Cores e sons, em certo sentido, não pertencem ao mesmo género: cores e formas visíveis são espécies do género visão e sons e silêncio são espécies do género audição. Mas, na verdade, sendo árvore e homem espécies do género ser vivo, podemos detectar uma analogia de forma entre ambas: as raízes da árvore são análogas aos pés do homem, o tronco da árvore é análogo às pernas e ao tronco do homem, os ramos são análogos aos braços, a copa é análoga à cabeça. Assim, neste caso, a analogia instala-se no seio do género e não está acima dele.
Mas há, certamente, analogia entre géneros como, por exemplo, a analogia entre o género "ser" (ontologia) e o género "conhecer" (gnosiologia).

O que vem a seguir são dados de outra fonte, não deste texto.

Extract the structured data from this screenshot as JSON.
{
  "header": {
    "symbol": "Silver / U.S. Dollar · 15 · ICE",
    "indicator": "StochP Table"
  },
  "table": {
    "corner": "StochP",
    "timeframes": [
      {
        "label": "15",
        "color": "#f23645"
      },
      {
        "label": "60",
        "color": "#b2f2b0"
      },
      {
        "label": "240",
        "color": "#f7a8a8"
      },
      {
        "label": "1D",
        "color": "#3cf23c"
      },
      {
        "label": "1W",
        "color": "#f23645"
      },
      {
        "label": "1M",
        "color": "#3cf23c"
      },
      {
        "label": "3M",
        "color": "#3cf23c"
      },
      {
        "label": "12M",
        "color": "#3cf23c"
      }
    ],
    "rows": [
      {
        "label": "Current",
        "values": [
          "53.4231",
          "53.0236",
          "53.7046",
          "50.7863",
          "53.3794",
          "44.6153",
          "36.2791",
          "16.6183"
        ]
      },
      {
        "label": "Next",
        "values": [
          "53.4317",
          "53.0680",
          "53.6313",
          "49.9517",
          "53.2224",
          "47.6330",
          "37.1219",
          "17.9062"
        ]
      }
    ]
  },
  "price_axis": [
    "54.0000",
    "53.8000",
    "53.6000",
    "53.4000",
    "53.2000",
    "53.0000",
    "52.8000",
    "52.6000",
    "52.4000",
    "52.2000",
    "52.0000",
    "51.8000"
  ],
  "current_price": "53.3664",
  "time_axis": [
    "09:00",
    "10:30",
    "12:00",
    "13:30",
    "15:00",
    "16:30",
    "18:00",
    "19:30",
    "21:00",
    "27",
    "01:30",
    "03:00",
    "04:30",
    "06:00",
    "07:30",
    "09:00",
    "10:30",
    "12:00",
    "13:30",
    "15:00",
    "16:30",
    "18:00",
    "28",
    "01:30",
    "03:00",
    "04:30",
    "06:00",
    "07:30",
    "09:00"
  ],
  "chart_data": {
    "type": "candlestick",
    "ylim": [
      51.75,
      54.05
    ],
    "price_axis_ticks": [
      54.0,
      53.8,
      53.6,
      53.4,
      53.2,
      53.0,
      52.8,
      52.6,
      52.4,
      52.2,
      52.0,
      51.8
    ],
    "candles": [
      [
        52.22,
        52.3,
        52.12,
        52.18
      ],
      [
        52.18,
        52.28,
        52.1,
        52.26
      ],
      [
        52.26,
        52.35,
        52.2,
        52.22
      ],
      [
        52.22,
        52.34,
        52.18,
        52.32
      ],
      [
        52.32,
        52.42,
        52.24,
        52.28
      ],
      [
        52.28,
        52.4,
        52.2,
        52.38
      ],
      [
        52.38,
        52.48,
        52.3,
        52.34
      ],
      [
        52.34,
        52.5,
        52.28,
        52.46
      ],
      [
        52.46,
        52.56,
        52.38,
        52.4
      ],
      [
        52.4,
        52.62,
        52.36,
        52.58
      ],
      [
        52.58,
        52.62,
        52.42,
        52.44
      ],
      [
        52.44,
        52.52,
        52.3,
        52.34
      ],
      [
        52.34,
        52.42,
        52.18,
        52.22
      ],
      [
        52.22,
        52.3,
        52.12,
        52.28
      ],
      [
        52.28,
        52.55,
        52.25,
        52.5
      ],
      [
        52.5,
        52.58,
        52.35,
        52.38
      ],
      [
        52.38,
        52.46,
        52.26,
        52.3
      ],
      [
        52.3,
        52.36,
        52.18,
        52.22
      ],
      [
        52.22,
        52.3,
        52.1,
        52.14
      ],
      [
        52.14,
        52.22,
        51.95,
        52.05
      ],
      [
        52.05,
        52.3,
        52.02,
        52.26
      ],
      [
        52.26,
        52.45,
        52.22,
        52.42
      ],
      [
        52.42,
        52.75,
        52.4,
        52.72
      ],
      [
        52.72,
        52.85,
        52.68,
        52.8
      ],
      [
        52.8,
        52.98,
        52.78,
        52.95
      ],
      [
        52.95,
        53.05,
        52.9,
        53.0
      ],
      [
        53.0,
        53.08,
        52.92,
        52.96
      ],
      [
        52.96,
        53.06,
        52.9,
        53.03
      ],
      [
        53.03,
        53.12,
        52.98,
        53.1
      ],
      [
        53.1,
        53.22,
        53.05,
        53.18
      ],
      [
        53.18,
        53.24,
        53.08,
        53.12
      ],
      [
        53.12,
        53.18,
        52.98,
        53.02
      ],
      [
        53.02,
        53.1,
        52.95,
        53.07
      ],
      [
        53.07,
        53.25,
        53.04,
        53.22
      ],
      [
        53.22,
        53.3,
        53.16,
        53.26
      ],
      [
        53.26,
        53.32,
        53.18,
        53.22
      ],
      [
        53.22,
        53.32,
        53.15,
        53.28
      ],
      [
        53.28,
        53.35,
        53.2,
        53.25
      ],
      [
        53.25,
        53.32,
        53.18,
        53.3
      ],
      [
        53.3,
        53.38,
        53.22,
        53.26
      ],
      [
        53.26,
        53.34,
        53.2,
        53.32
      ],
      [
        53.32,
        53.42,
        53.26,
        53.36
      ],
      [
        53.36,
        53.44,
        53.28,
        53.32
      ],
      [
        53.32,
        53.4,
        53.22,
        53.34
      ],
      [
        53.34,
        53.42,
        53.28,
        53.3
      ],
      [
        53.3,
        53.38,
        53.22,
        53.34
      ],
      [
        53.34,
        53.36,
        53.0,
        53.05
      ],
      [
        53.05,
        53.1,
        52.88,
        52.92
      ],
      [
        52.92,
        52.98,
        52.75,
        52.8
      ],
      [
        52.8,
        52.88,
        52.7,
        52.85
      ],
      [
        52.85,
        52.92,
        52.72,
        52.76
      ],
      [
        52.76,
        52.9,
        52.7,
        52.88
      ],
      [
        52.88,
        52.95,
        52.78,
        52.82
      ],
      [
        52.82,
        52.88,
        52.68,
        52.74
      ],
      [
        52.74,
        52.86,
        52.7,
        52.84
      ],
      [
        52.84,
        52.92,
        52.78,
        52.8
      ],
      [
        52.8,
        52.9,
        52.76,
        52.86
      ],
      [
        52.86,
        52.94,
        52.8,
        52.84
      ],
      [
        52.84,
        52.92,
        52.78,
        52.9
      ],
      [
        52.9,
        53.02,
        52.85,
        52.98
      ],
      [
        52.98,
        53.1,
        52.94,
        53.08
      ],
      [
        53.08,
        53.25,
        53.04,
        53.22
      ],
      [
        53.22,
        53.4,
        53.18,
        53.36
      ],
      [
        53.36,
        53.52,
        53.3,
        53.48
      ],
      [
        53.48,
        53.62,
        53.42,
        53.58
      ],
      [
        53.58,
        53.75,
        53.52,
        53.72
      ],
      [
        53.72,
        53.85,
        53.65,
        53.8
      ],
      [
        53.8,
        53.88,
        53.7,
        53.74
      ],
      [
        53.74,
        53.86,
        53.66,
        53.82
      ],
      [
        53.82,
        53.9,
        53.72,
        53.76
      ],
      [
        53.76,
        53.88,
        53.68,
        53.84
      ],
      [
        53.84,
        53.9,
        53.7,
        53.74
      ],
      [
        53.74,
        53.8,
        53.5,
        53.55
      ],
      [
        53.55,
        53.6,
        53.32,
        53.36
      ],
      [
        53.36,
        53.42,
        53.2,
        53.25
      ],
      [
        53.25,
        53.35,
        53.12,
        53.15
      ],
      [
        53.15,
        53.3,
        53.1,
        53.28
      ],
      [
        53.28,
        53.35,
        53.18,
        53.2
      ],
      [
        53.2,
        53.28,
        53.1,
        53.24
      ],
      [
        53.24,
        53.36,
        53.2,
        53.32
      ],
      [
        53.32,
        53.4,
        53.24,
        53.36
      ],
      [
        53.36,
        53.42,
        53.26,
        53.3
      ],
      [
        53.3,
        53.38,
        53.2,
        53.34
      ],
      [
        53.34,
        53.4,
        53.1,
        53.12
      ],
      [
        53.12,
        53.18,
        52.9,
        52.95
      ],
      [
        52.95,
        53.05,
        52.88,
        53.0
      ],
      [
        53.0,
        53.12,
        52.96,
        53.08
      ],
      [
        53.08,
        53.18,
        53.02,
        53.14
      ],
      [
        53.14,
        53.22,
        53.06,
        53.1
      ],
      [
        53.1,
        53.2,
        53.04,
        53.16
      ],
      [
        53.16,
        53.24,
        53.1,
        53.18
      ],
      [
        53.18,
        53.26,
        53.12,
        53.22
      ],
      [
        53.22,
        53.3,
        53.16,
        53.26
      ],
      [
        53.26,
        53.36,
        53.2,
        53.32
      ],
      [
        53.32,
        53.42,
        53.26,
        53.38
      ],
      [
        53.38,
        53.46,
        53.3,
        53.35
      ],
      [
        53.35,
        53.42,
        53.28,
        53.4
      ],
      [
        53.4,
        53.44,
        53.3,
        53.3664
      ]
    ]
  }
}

O SOL E A ECLÍPTICA, CAUSAS DO HOMEM, NÃO TÊM FORMA?
Como causas do homem, Aristóteles aponta os elementos, a forma ou essência, o pai e a mãe, o sol e a roda das constelações atravessada pela trajectória aparente do sol designada por eclíptica:
«Assim, do homem, são causa os elementos - fogo e água enquanto matéria - e a forma própria e também algum agente exterior como o pai; e além de tais coisas, o sol e a eclíptica, os quais não sendo matéria nem forma nem privação, nem sendo da mesma espécie são, sem embargo, produtores de movimento»
«Além do mais, há-de observar-se que algumas coisas podem enunciar-se universalmente, mas outras não. Os princípios imediatos de todas as coisas são o isto primeiro em acto e outra coisa que está em potência. Portanto, aqueles universais não existem, já que o indivíduo é princípio dos indivíduos.»
( Aristóteles, Metafísica, livro XII, 1071 a, 10-20; o destaque a bold é da minha autoria).
Nestes excertos, Aristóteles frisa a primazia do individual concreto sobre o universal. Ao dizer que os universais não existem, Aristóteles está a criticar a teoria das Ideias em Platão segundo a qual, por exemplo, a Ideia de Homem - uma forma imutável, eterna e perfeita de homem - existe separada, num mundo inteligível, supra-terreno.
Mas questionemos o que Aristóteles escreve sobre o sol. Este tem forma circular e matéria ígnea - aliás, matéria etérea ou quinta essência no sistema aristotélico, se não erro. Como pode Aristóteles negar forma ao sol? E como pode algo sem forma nem matéria produzir movimento, exceptuando Deus, o pensamento imóvel e eterno? E a eclíptica ou trajectória aparente do Sol não tem forma ou é uma forma sem matéria em permanente actualização?
Suponho que Aristóteles nega que o sol e a eclíptica tenham forma comum (eidos) ou essência mas não nega que possuam forma ou configuração individual.
É de salientar que ao dizer que o sol e a eclíptica são causas do homem e produtores do movimento Aristóteles pode estar a querer significar que há um determinismo astral, solar e zodiacal, na vida do homem: o nascimento, o crescimento, a estabilização na maturidade, do homem - e quiçá as suas acções ou grande parte destas - são geradas pelo movimento do sol na eclíptica e pelos graus desta (graus do Zodíaco).